Hi Richard, James,

> > >  * SQL injection attacks;
> > >
> > 
> > You are doing CREATE TABLE statements based on text from an untrusted
> > user?  Really?

> My reaction exactly.  


I'm writing a library so the safety of the input is out of my hands and in that 
of the application writers who work 'above' me. I neither want to burden them 
with the responsibility to escape strings nor trust them to remember to do so. 
In the myriad of uses planned for this library, it's a distinct possibility 
that there may be a UI with a default text value field filled-in by a user that 
trickles down directly into a database column default: there will certainly be 
occasions when a property's default value is specified by a user. Even if 
malicious injection attacks are unlikely via a text column default, seemingly 
benign default text, perhaps hard-coded by an unwitting application developer, 
could cause havoc (or, more likely, cause an exception to be thrown and a 
migration to fail) when not suitably escaped.


This library includes limited support for schema evolution. SQLite's limited 
support for ALTER TABLE leads me to make many more CREATE TABLE calls than you 
might expect.


> > >  * floating point value rounding in conversion to/from text;

> If the default cannot be represented exactly, its rounding will be the
> least of the difficulties. 


Not always: in scientific applications I've had column values default to plenty 
of irrational numbers: fractions of pi, sqrt(2.0) etc.


My main gripe is when the value being read from a database isn't identical to 
the value written to the database. I've had problems in the past where 
conversion between double and text, e.g. sprintf() and atof(), isn't perfectly 
invertible even at 17+ significant figures. Perhaps this may only be an issue 
on some of the older platforms I've worked on or on traditional client/server 
architectures (with which I'm more familiar) where client and server can be 
different platforms. I haven't (yet) tested SQLite empirically, though I notice 
SQLite has its own atof() implementation sqlite3AtoF() which weakens my 
confidence that I'll get out exactly what float I put in represented as text. 
In my (admittedly limited) experience, IEEE754 implementations are 
transferable, when endian-flipped as appropriate.

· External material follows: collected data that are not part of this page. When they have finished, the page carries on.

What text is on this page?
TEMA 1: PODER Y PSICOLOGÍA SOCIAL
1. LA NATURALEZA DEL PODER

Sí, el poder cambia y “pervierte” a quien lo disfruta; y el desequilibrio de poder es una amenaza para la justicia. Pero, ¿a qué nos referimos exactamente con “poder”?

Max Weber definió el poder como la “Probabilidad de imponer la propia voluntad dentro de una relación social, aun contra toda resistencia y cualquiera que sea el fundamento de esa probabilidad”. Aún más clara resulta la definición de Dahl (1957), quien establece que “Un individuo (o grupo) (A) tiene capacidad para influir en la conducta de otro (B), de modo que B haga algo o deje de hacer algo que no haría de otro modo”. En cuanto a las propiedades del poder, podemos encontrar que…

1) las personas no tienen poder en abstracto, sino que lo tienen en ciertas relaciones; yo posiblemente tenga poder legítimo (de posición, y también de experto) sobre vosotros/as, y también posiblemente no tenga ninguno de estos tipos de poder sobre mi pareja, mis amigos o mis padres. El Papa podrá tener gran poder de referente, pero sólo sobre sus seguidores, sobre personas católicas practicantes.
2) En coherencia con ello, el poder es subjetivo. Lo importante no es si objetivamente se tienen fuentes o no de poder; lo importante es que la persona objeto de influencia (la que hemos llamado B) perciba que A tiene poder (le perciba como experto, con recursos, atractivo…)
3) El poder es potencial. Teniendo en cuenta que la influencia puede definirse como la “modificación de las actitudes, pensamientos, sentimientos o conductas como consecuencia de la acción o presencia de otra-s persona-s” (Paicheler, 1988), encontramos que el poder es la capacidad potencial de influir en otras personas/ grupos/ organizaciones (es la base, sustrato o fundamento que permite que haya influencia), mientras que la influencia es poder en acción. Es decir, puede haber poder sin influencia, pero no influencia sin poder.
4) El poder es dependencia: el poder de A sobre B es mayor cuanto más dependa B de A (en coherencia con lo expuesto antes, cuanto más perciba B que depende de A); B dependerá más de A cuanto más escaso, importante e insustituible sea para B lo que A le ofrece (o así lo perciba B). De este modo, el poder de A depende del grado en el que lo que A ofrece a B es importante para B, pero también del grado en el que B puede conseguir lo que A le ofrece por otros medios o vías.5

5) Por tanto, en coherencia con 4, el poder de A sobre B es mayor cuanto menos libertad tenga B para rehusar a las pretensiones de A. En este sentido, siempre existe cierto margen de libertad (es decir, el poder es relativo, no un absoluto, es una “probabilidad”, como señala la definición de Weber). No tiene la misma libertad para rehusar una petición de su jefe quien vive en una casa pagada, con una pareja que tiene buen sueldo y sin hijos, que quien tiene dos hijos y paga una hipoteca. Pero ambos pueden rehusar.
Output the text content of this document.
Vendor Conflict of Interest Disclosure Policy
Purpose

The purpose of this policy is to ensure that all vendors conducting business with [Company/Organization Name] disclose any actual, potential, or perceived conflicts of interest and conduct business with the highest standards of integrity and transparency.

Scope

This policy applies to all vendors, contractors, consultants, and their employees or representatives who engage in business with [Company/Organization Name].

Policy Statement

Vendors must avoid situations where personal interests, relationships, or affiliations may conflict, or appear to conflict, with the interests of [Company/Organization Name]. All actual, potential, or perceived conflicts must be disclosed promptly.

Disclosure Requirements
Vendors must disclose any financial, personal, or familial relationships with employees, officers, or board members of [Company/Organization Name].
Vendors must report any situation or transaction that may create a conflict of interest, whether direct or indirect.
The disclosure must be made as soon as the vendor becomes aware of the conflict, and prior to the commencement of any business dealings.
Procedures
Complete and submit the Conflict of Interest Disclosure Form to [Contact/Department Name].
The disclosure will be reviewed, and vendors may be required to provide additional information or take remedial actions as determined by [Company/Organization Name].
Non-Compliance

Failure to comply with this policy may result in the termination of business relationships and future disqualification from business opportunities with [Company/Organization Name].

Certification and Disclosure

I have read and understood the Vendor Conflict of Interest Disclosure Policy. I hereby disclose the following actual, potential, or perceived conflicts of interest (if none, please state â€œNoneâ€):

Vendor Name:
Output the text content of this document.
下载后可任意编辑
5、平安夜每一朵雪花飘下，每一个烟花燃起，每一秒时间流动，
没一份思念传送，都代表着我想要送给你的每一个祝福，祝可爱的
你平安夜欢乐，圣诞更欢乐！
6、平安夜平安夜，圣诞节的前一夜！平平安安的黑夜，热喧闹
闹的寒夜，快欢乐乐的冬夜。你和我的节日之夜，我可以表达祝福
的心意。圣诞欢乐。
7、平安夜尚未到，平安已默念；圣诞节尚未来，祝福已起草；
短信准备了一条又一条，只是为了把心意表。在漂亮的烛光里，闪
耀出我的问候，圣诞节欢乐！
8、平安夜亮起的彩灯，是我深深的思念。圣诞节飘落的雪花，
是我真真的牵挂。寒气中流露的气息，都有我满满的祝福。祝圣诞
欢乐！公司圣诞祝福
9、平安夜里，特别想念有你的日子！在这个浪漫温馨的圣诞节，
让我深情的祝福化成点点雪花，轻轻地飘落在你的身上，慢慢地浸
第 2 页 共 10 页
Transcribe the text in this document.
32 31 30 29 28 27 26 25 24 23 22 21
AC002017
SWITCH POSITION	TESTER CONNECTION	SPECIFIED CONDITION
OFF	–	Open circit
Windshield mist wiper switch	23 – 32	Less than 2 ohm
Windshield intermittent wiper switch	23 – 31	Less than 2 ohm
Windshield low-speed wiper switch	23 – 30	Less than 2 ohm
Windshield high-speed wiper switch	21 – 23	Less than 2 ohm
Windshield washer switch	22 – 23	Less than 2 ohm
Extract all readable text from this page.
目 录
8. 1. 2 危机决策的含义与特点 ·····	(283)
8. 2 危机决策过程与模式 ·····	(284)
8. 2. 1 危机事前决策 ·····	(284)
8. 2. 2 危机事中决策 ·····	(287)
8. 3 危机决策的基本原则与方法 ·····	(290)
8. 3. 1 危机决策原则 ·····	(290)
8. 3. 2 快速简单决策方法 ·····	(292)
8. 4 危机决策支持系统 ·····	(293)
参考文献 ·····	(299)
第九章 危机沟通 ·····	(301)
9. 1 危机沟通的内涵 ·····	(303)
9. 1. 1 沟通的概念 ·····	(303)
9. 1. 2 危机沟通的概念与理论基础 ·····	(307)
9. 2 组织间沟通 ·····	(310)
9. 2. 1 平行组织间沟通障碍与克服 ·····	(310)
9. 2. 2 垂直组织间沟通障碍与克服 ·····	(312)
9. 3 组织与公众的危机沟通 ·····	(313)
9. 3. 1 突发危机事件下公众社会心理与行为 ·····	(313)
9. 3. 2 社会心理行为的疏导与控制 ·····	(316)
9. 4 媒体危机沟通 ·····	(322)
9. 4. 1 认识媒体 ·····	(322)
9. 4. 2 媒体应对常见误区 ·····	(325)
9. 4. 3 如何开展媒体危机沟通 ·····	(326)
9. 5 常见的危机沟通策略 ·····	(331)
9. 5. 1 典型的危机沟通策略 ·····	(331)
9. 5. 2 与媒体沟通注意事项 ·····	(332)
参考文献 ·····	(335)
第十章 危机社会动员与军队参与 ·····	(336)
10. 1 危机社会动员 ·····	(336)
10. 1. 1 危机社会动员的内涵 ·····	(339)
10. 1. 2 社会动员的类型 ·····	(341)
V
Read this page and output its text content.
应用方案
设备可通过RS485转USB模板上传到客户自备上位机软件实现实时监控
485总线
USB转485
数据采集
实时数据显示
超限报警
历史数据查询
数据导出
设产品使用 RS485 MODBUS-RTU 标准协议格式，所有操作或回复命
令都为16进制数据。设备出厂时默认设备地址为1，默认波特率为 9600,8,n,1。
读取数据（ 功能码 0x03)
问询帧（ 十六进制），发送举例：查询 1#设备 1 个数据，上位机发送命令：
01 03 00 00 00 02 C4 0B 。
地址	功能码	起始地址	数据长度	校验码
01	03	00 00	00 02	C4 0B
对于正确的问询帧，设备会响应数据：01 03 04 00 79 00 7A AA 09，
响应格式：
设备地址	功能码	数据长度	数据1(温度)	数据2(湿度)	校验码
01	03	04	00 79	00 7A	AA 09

Here's a real-world scenario where this could cause an issue (I've actually 
encountered this for real) Imagine an application writer who's instructed my 
library to use pi (say) as a column's default. When reading the value out of 
the database, they may want to test if the value equals the default: if so, 
they can head up some pre-computed branch of code, otherwise they have to 
compute everything from scratch. Of course their equality comparison could 
(should?) have some tolerance threshold, but they'll come to me to complain 
when their code runs slow because I can't return exactly the same value they 
gave me. Okay, it was a 1 min patch.


Nevertheless, you're right that representing a floating point value as text 
using a bunch of significant figures (I'd err on the side of caution and go 
with 17 or 18) will suffice: it will have to.


> > >  * how else can I set a default value for a binary blob column?

>    http://www.sqlite.org/lang_expr.html

>    "BLOB literals are string literals containing hexadecimal data
> and preceded by a single "x" or "X" character. Example: X'53514C697465'"


Thanks for the pointer to Blob literals. I hadn't spotted them.



If you think I'm being pedantic/overly-preemptive, you're right: These issues 
are unlikely to cause anyone headaches. My motivation for wanting to bind 
default values is a combination of:


1. An artificial (unrealistic?) attempt to maintain clean separation between 
manipulation of database structure and database content: I'm happy to use 
sql/text for the former but want to use all-binary transfer for the latter. So 
far, I've been able to adhere to this, but life's never so clean: default 
values fall nicely in the grey area: they start as database structure (part of 
the schema), then end up as database content.

2. Binding values makes these concerns, however poxie, go away.